Our industry is resilient, but it’s also fairly rigid by design – we can’t home deliver a hotel room for the night, or “bring it out to your car for you”. The international borders are closed and domestic travellers simply couldn’t travel. Some hotels took on quarantine roles, a few others assisted with emergency temporary housing, but the majority have been mothballed. That’s a couple of hundred thousand hotel rooms across the country sitting empty.
Planes around the world might be grounded, however we actually see a strong rebound for travel into Australia “when all this is over”. With the very low AUD, inbound travel to Australia remains very attractive and we will continue to enjoy direct air routes from the burgeoning populations of the world… just not for quite a while yet. Our international borders will remain closed for an extended period – other than New Zealand, which will be very welcome of course.
All this highlights the hugely important role of domestic tourism for Australia. This means road trips, family holidays, couples and grey nomads, sporting events, coach tours – largely and broadly it means travel to regional cities and towns across Australia. Surely regional travel is about to be more important to the Australian economy than it’s ever been before.
There is no doubt that Australian state and federal governments will look to employ an unprecedented funding campaign to help the heavily hit Visitor Economy. I doubt Australians will need much encouragement to get out of the house and with the low AUD and very slow re-introduction of outbound travel, the domestic market stands to recover with gusto.
Obviously a tourism funding package must focus immediately on domestic tourism and regional cities and towns must get their fair share. Just in NSW alone, regional tourist accommodation makes up around 75% of the establishments and around 50% of the rooms in the state. But sadly, and it really pains me to say it, many regional cities and towns suffer dated and poor quality tourist accommodation and now is well and truly the right time to do something about this.
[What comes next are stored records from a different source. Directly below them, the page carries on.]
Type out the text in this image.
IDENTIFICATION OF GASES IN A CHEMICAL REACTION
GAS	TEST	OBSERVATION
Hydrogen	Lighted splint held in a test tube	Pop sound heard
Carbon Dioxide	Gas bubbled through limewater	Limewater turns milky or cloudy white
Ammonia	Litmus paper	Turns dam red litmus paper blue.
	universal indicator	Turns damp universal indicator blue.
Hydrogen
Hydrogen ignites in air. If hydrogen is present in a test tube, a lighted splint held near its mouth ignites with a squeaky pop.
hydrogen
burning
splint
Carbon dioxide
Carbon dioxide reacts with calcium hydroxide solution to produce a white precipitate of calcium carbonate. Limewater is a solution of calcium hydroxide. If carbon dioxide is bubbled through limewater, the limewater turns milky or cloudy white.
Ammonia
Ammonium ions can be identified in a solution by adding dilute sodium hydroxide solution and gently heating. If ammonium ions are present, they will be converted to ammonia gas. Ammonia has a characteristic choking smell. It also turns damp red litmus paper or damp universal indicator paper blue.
There are some fundamental reasons for this long term decline in quality and I’ll write about that another day. For now, the accommodation industry needs to come together and push hard for governments to support funding on the “supply-side” of the Visitor Economy.
The standard tourism funding model is “demand side”, which basically means to throw all the money at marketing. We now have the chance to properly invest in the long term survival of regional tourism and should take this opportunity to properly fund regional tourism infrastructure, matched by industry, to improve regional Visitor Economies. There will never be another opportunity to take such a bold move.
Now more than ever, Australians won’t leave the comfort and safety of their homes to travel and stay in a regional three star motel and call that a holiday. I don’t care how much money you spend on marketing – it just won’t happen.
The conversation of how to invest in regional tourism is always the same. We sweat and debate over what I call the “marketing minutia” – logos, colours, brands, copy, emotions, keywords, agency, blah blah blah. The truth is we have never had a serious “supply side” investment program for the tourism industry and this would have a far greater long term impact for regional tourism.
I’m advocating for a substantial government investment into a regional accommodation renovation scheme. Matched dollar-for-dollar by industry and funding to be spent with local trades, suppliers and services. This needs to be on a scale never seen before – millions of dollars per regional city and town.
The model is simple enough – supply side funding increases the quality of the product to unlock increased revenue, which flows back into the local economy. This allows the industry to increase their own marketing and critically, keep up with the ongoing capital expenditure that’s been lacking for so long. The problem is, supply-side funding has just never been done before – unless you count toilet blocks and council footpaths as tourism infrastructure, I know I certainly don’t.
Accommodation is the backbone of regional tourism, which in many locations is the backbone of the economy. Domestic overnight travel will be critical to driving a recovery in regional economies. Overnight stays are far more valuable than just day trips. Dinner, drinks, breakfast, coffee, shopping, activities, petrol, groceries – it all helps keep regional economies going.
So, as we move into an obviously necessary and unprecedented tourism funding environment, it must be time to do something more than just marketing. The long term sustainability of regional tourism is in the balance here and we’ll never see a more motivated potential customer base for regional travel.
Covid-19 has without doubt been the biggest shock ever seen in the Australian Visitor Economy. The industry employs millions of Australians and must be supported. The industry is not saved with Australians taking day trips for the June long weekend. It won’t be saved when families travel in the September school holidays. The problems won’t be solved with a hopefully bumper ski season this Winter, or even with an amazing Summer this year
Regional tourism needs a massive investment and this must be lead by government. We have to do so much more than just offer regions marketing dollars – let’s actually help the regions create something to market and an ability to compete long term for a fair share of Australia’s $80 billion domestic travel spend.